In a corner of the noisy financial trading room at ICAP in Sydney on Friday, where I was visiting Business Spectator’s Matthew Johnson, I spied a small desk that, unusually for that place, wasn’t doing much shouting.
It was the energy desk, and one of the contracts being traded was for September 2011 Australian carbon emission units. So, there is now a market in Kevin Rudd’s carbon policy. When I was there on Friday, the market was bid $19.75, offer $22.50, last sale $21.50 — per tonne of carbon dioxide. It is traded in 10,000 tonne lots, so each contract is a $215,000 transaction.
The first forward trade was done in May this year when AGL Hydro Partnership sold 10,000 tonnes to Westpac, for settlement on February 1, 2012 at $19 a tonne. The contracts were drawn up by Minter Ellison’s Mitzi Gilligan. The price for Australian carbon emissions has risen 13 per cent in three months but is still at a big discount to the European Climate Exchange. There the 2011 price is €25.83 or $44.50 — more than twice the current Australian price.

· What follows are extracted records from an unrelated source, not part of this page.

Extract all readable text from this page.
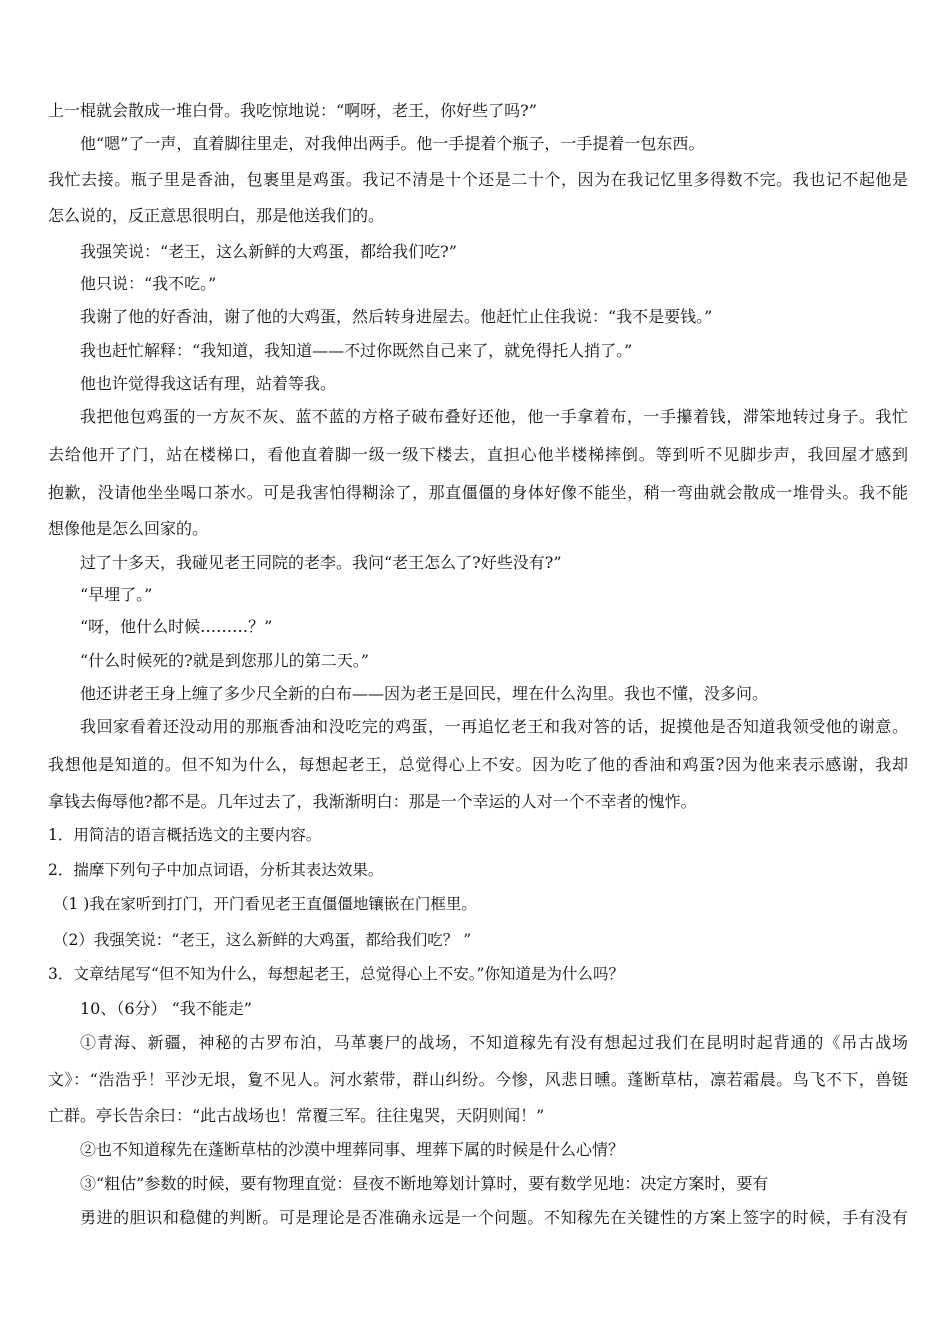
上一棍就会散成一堆白骨。我吃惊地说：“啊呀，老王，你好些了吗?”
他“嗯”了一声，直着脚往里走，对我伸出两手。他一手提着个瓶子，一手提着一包东西。
我忙去接。瓶子里是香油，包裹里是鸡蛋。我记不清是十个还是二十个，因为在我记忆里多得数不完。我也记不起他是
怎么说的，反正意思很明白，那是他送我们的。
我强笑说：“老王，这么新鲜的大鸡蛋，都给我们吃?”
他只说：“我不吃。”
我谢了他的好香油，谢了他的大鸡蛋，然后转身进屋去。他赶忙止住我说：“我不是要钱。”
我也赶忙解释：“我知道，我知道——不过你既然自己来了，就免得托人捎了。”
他也许觉得我这话有理，站着等我。
我把他包鸡蛋的一方灰不灰、蓝不蓝的方格子破布叠好还他，他一手拿着布，一手攥着钱，滞笨地转过身子。我忙
去给他开了门，站在楼梯口，看他直着脚一级一级下楼去，直担心他半楼梯摔倒。等到听不见脚步声，我回屋才感到
抱歉，没请他坐坐喝口茶水。可是我害怕得糊涂了，那直僵僵的身体好像不能坐，稍一弯曲就会散成一堆骨头。我不能
想像他是怎么回家的。
过了十多天，我碰见老王同院的老李。我问“老王怎么了?好些没有?”
“早埋了。”
“呀，他什么时候………？”
“什么时候死的?就是到您那儿的第二天。”
他还讲老王身上缠了多少尺全新的白布——因为老王是回民，埋在什么沟里。我也不懂，没多问。
我回家看着还没动用的那瓶香油和没吃完的鸡蛋，一再追忆老王和我对答的话，捉摸他是否知道我领受他的谢意。
我想他是知道的。但不知为什么，每想起老王，总觉得心上不安。因为吃了他的香油和鸡蛋?因为他来表示感谢，我却
拿钱去侮辱他?都不是。几年过去了，我渐渐明白：那是一个幸运的人对一个不幸者的愧怍。
1．用简洁的语言概括选文的主要内容。
2．揣摩下列句子中加点词语，分析其表达效果。
（1 )我在家听到打门，开门看见老王直僵僵地镶嵌在门框里。
（2）我强笑说：“老王，这么新鲜的大鸡蛋，都给我们吃？ ”
3．文章结尾写“但不知为什么，每想起老王，总觉得心上不安。”你知道是为什么吗？
10、（6分） “我不能走”
①青海、新疆，神秘的古罗布泊，马革裹尸的战场，不知道稼先有没有想起过我们在昆明时起背通的《吊古战场
文》：“浩浩乎！平沙无垠，夐不见人。河水萦带，群山纠纷。今惨，风悲日曛。蓬断草枯，凛若霜晨。鸟飞不下，兽铤
亡群。亭长告余曰：“此古战场也！常覆三军。往往鬼哭，天阴则闻！”
②也不知道稼先在蓬断草枯的沙漠中埋葬同事、埋葬下属的时候是什么心情？
③“粗估”参数的时候，要有物理直觉：昼夜不断地筹划计算时，要有数学见地：决定方案时，要有
勇进的胆识和稳健的判断。可是理论是否准确永远是一个问题。不知稼先在关键性的方案上签字的时候，手有没有
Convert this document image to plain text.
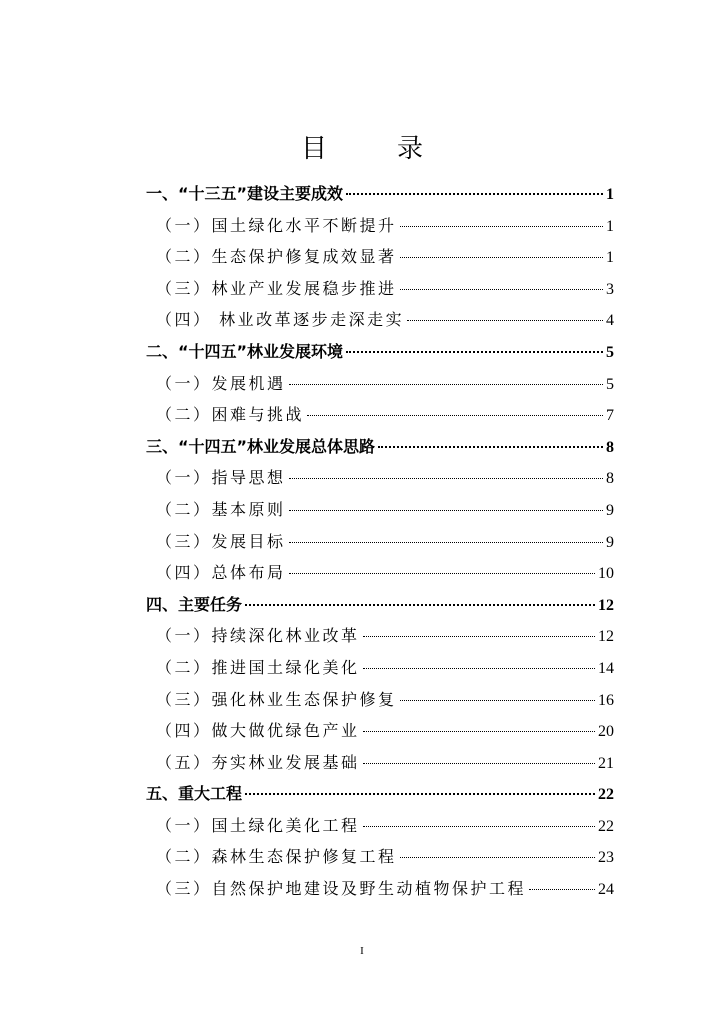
目　录
一、“十三五”建设主要成效	1
（一）国土绿化水平不断提升	1
（二）生态保护修复成效显著	1
（三）林业产业发展稳步推进	3
（四） 林业改革逐步走深走实	4
二、“十四五”林业发展环境	5
（一）发展机遇	5
（二）困难与挑战	7
三、“十四五”林业发展总体思路	8
（一）指导思想	8
（二）基本原则	9
（三）发展目标	9
（四）总体布局	10
四、主要任务	12
（一）持续深化林业改革	12
（二）推进国土绿化美化	14
（三）强化林业生态保护修复	16
（四）做大做优绿色产业	20
（五）夯实林业发展基础	21
五、重大工程	22
（一）国土绿化美化工程	22
（二）森林生态保护修复工程	23
（三）自然保护地建设及野生动植物保护工程	24
I
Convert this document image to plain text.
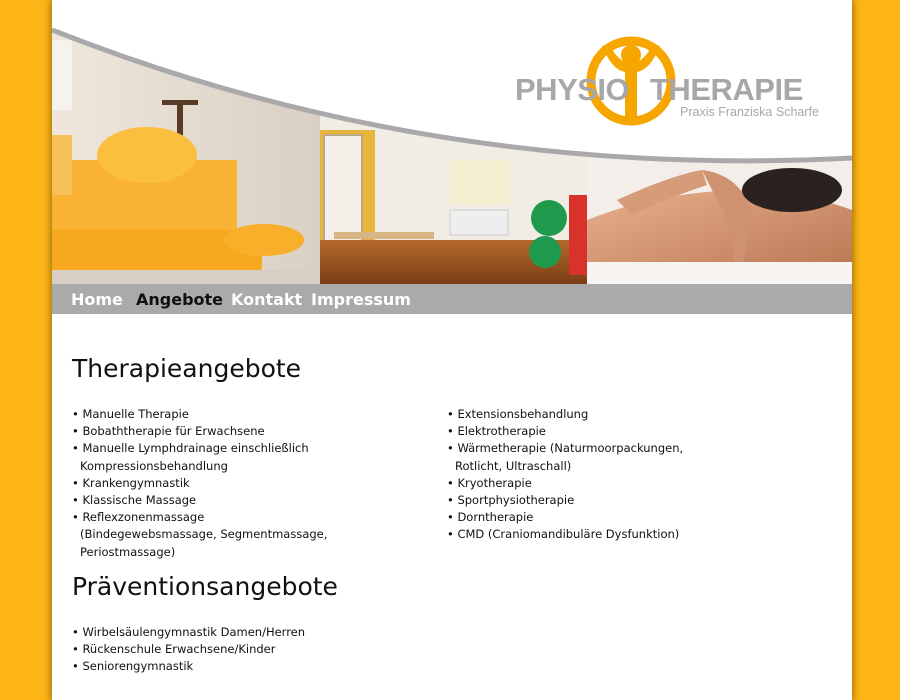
PHYSIO THERAPIE
Praxis Franziska Scharfe
Home Angebote Kontakt Impressum
Therapieangebote
• Manuelle Therapie
• Bobaththerapie für Erwachsene
• Manuelle Lymphdrainage einschließlich Kompressionsbehandlung
• Krankengymnastik
• Klassische Massage
• Reflexzonenmassage (Bindegewebsmassage, Segmentmassage, Periostmassage)
• Extensionsbehandlung
• Elektrotherapie
• Wärmetherapie (Naturmoorpackungen, Rotlicht, Ultraschall)
• Kryotherapie
• Sportphysiotherapie
• Dorntherapie
• CMD (Craniomandibuläre Dysfunktion)
Präventionsangebote
• Wirbelsäulengymnastik Damen/Herren
• Rückenschule Erwachsene/Kinder
• Seniorengymnastik
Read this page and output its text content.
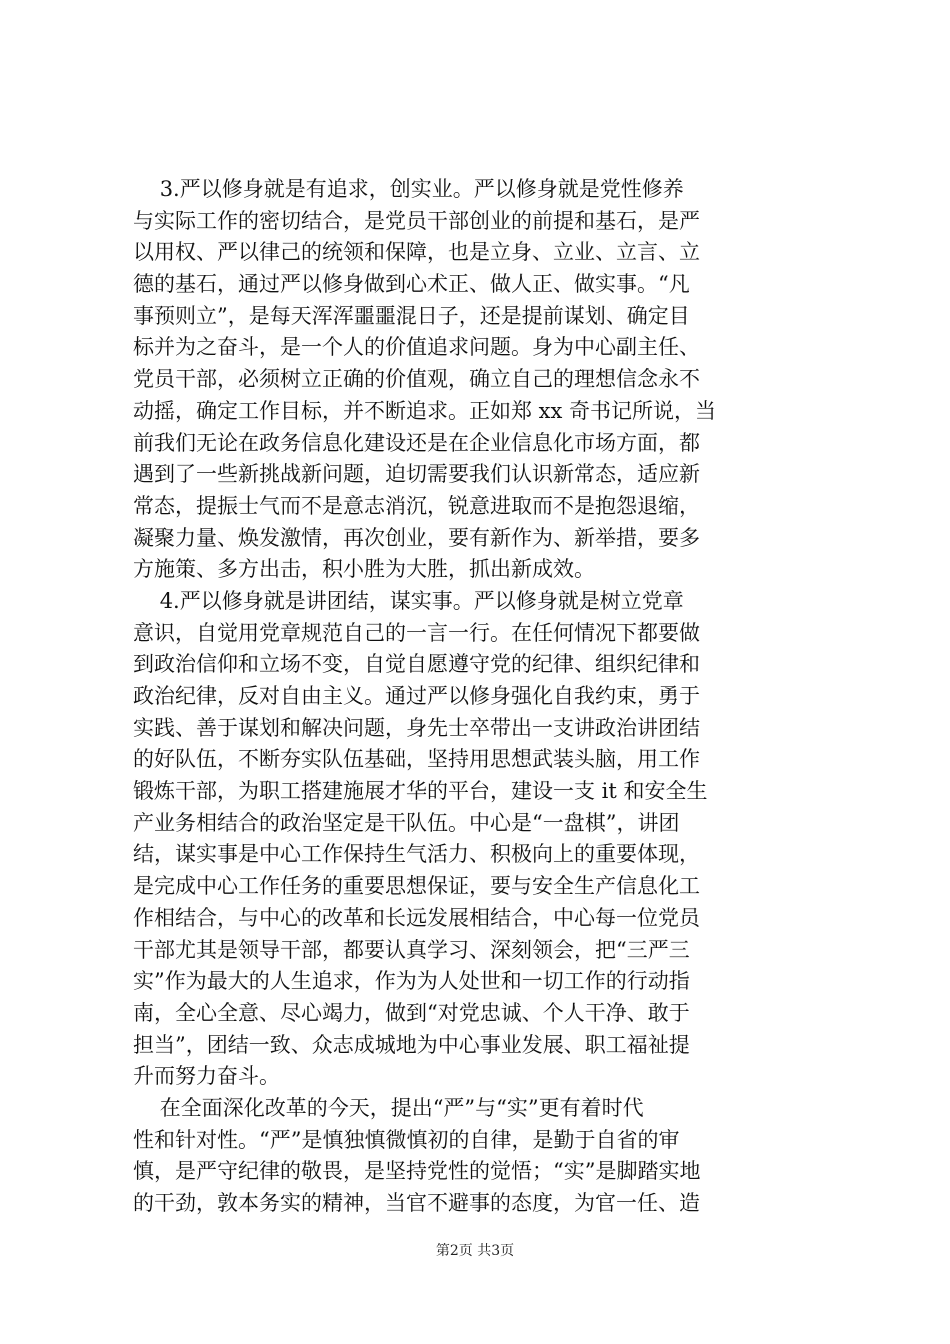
3.严以修身就是有追求，创实业。严以修身就是党性修养
与实际工作的密切结合，是党员干部创业的前提和基石，是严
以用权、严以律己的统领和保障，也是立身、立业、立言、立
德的基石，通过严以修身做到心术正、做人正、做实事。“凡
事预则立”，是每天浑浑噩噩混日子，还是提前谋划、确定目
标并为之奋斗，是一个人的价值追求问题。身为中心副主任、
党员干部，必须树立正确的价值观，确立自己的理想信念永不
动摇，确定工作目标，并不断追求。正如郑 xx 奇书记所说，当
前我们无论在政务信息化建设还是在企业信息化市场方面，都
遇到了一些新挑战新问题，迫切需要我们认识新常态，适应新
常态，提振士气而不是意志消沉，锐意进取而不是抱怨退缩，
凝聚力量、焕发激情，再次创业，要有新作为、新举措，要多
方施策、多方出击，积小胜为大胜，抓出新成效。
4.严以修身就是讲团结，谋实事。严以修身就是树立党章
意识，自觉用党章规范自己的一言一行。在任何情况下都要做
到政治信仰和立场不变，自觉自愿遵守党的纪律、组织纪律和
政治纪律，反对自由主义。通过严以修身强化自我约束，勇于
实践、善于谋划和解决问题，身先士卒带出一支讲政治讲团结
的好队伍，不断夯实队伍基础，坚持用思想武装头脑，用工作
锻炼干部，为职工搭建施展才华的平台，建设一支 it 和安全生
产业务相结合的政治坚定是干队伍。中心是“一盘棋”，讲团
结，谋实事是中心工作保持生气活力、积极向上的重要体现，
是完成中心工作任务的重要思想保证，要与安全生产信息化工
作相结合，与中心的改革和长远发展相结合，中心每一位党员
干部尤其是领导干部，都要认真学习、深刻领会，把“三严三
实”作为最大的人生追求，作为为人处世和一切工作的行动指
南，全心全意、尽心竭力，做到“对党忠诚、个人干净、敢于
担当”，团结一致、众志成城地为中心事业发展、职工福祉提
升而努力奋斗。
在全面深化改革的今天，提出“严”与“实”更有着时代
性和针对性。“严”是慎独慎微慎初的自律，是勤于自省的审
慎，是严守纪律的敬畏，是坚持党性的觉悟；“实”是脚踏实地
的干劲，敦本务实的精神，当官不避事的态度，为官一任、造
第2页 共3页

In a way, this arbitrage is a real-life expression of the current climate policy problem in Australia: basically the market is saying that the Rudd Government’s policy will be half as tough on Australian companies as the European policy is. Of course the traders here are dealing in the dark because the policy has not been decided yet.
But they have read the Garnaut Report and the Government’s Green Paper, listened at length to the Minister Penny Wong, watched the Opposition thrashing about, put that into the context of the international groping towards a successor to the Kyoto Protocols, and then put real money on the table at $21.50 a tonne for 2011. It’s always better to listen to money rather than blather.
There are two ways for a government to soften the cost of carbon emissions for the firms in its own country, and give them an advantage over others: to have an unambitious target for emissions reduction and to issue lots of free permits.
The Europeans did the latter when they launched emissions trading in April 2005. The price started at €16.88 a tonne and got up to €29 a tonne (nearly $50), before the power generators started selling their free credits.
Under the weight of their selling the price got down to two euro cents a tonne last year, which is effectively zero — the cost of processing the trade. But now the market has cleared and is a reasonable reflection of the European emissions reduction targets.
In the Australian Government’s Green Paper, there was a chapter on “Linking the Scheme to International Markets” which discussed a process for importing and exporting carbon emission units to and from other schemes, such as Europe.
“With unrestricted linking, the price of an Australian permit will be set by international carbon markets. Currently, international carbon markets are immature but evolving rapidly. Australia, being a relatively small emitter, is likely to be a price taker; that is, Australia will have little impact on world prices for carbon.
“A key consideration for Australia is how quickly it wants international demand and supply conditions to determine the domestic price, as an alternative to it being determined primarily by domestic demand and supply conditions.”
Of course the real problem is not the prospect of the Australian price rising to, say, the European price with open trading of emission units between countries, but for the lowest common denominator to prevail — that is, companies would naturally buy their emissions where they are cheapest, which is unlikely to be Europe. (China? The United States?)
According to the Green Paper, the Government’s preferred position is for a scheme designed to link with international markets, with a preference for open trade. Looking at the difference between the European and Australian 2011 prices per tonne of emissions, it is easy to see the essential problem with this whole subject.
How will any politician justify having a policy that imposes a higher carbon price on its citizens than other countries (or a lower one for that matter)?
And if carbon prices are different between countries, and international trading is allowed, those differences will be arbitraged away unless there are restrictions or taxes. But extra restrictions and taxes that keep the carbon price higher here than anywhere else will arbitrage the politicians themselves away.